La structure associative et participative des clubs allemands est souvent vantée et citée, de façon excessive, comme un modèle d’authenticité. Tiraillés entre modernité et tradition, quelques clubs “cultes” entretiennent le mythe d’un football différent, à l’image de l’Union Berlin. Mais pour tenir dans l’élite, il rentre progressivement dans le rang.

Durant l’été 2025, l’Union Berlin a signé un nouveau partenariat avec Raisin, une entreprise de la tech berlinoise spécialisée dans l’épargne en ligne. C’est un nouveau pas dans le processus d’adaptation du club aux exigences économiques du football moderne. Comme une dernière couche de vernis “éthique”, les dirigeants insistent sur le fait qu’il s’agit d’une “entreprise locale”. Mais ce choix de sponsor symbolise le glissement d’un club qui a toujours eu une forte identité sociale et communautaire vers un réalisme capitaliste de plus en plus assumé.

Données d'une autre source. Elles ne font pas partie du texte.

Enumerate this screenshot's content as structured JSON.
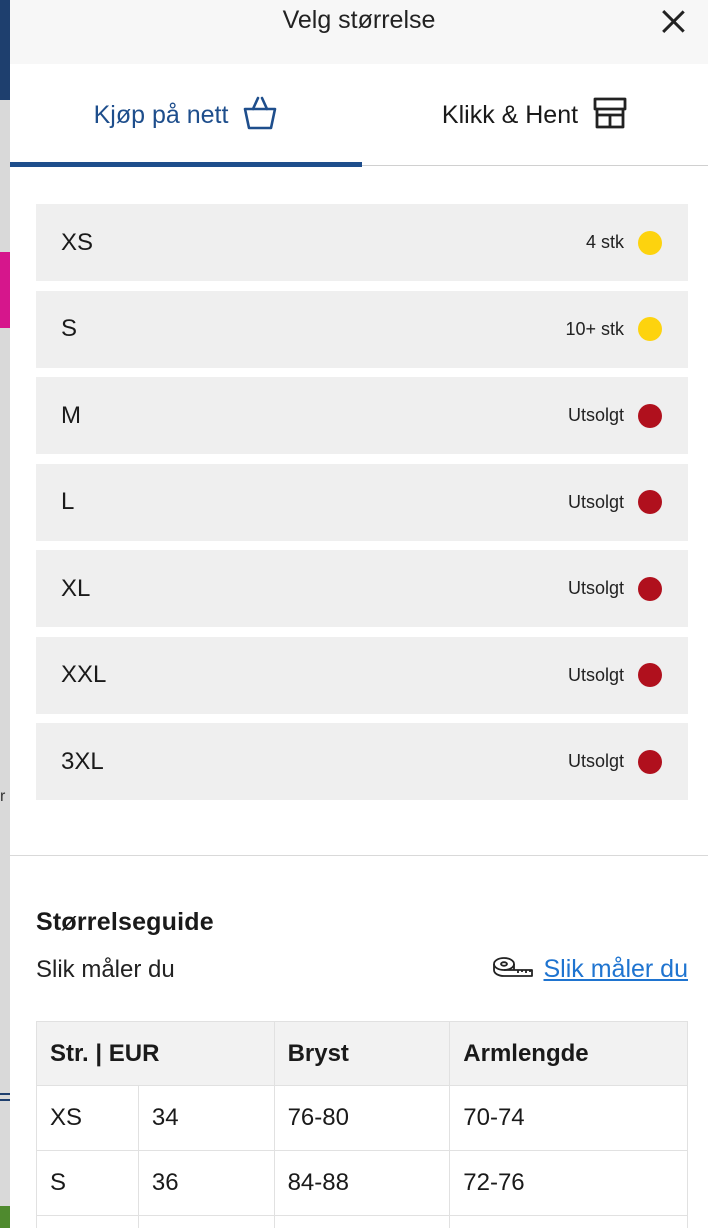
{
  "header": {
    "title": "Velg størrelse"
  },
  "tabs": [
    {
      "label": "Kjøp på nett",
      "icon": "shopping-basket-icon",
      "active": true
    },
    {
      "label": "Klikk & Hent",
      "icon": "store-icon",
      "active": false
    }
  ],
  "sizes": [
    {
      "size": "XS",
      "stock": "4 stk",
      "status_color": "#fdd30e"
    },
    {
      "size": "S",
      "stock": "10+ stk",
      "status_color": "#fdd30e"
    },
    {
      "size": "M",
      "stock": "Utsolgt",
      "status_color": "#b0101d"
    },
    {
      "size": "L",
      "stock": "Utsolgt",
      "status_color": "#b0101d"
    },
    {
      "size": "XL",
      "stock": "Utsolgt",
      "status_color": "#b0101d"
    },
    {
      "size": "XXL",
      "stock": "Utsolgt",
      "status_color": "#b0101d"
    },
    {
      "size": "3XL",
      "stock": "Utsolgt",
      "status_color": "#b0101d"
    }
  ],
  "guide": {
    "title": "Størrelseguide",
    "subtitle": "Slik måler du",
    "link_label": "Slik måler du",
    "link_icon": "measuring-tape-icon",
    "columns": [
      "Str. | EUR",
      "Bryst",
      "Armlengde"
    ],
    "rows": [
      [
        "XS",
        "34",
        "76-80",
        "70-74"
      ],
      [
        "S",
        "36",
        "84-88",
        "72-76"
      ]
    ]
  },
  "background": {
    "edge_text": "r"
  },
  "colors": {
    "accent": "#1e4e8c",
    "link": "#1f74d0",
    "low_stock": "#fdd30e",
    "sold_out": "#b0101d"
  }
}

À l’occasion de la montée historique en Bundesliga en 2019, la communication rassurante de la direction ne l’avait pas empêché d’abandonner quelques pans de l’éthique du club en chemin. Comme un des premiers symboles de ces concessions: le renforcement du partenariat avec Aroundtown (déjà liée au club depuis 2017) promu sponsor maillot de l’équipe-fanion. Le choix de cette société immobilière luxembourgeoise – filiale de Grand City Properties responsable de l’inflation des loyers à Berlin – a forcément fait grincer des dents parmi les fans de la première heure.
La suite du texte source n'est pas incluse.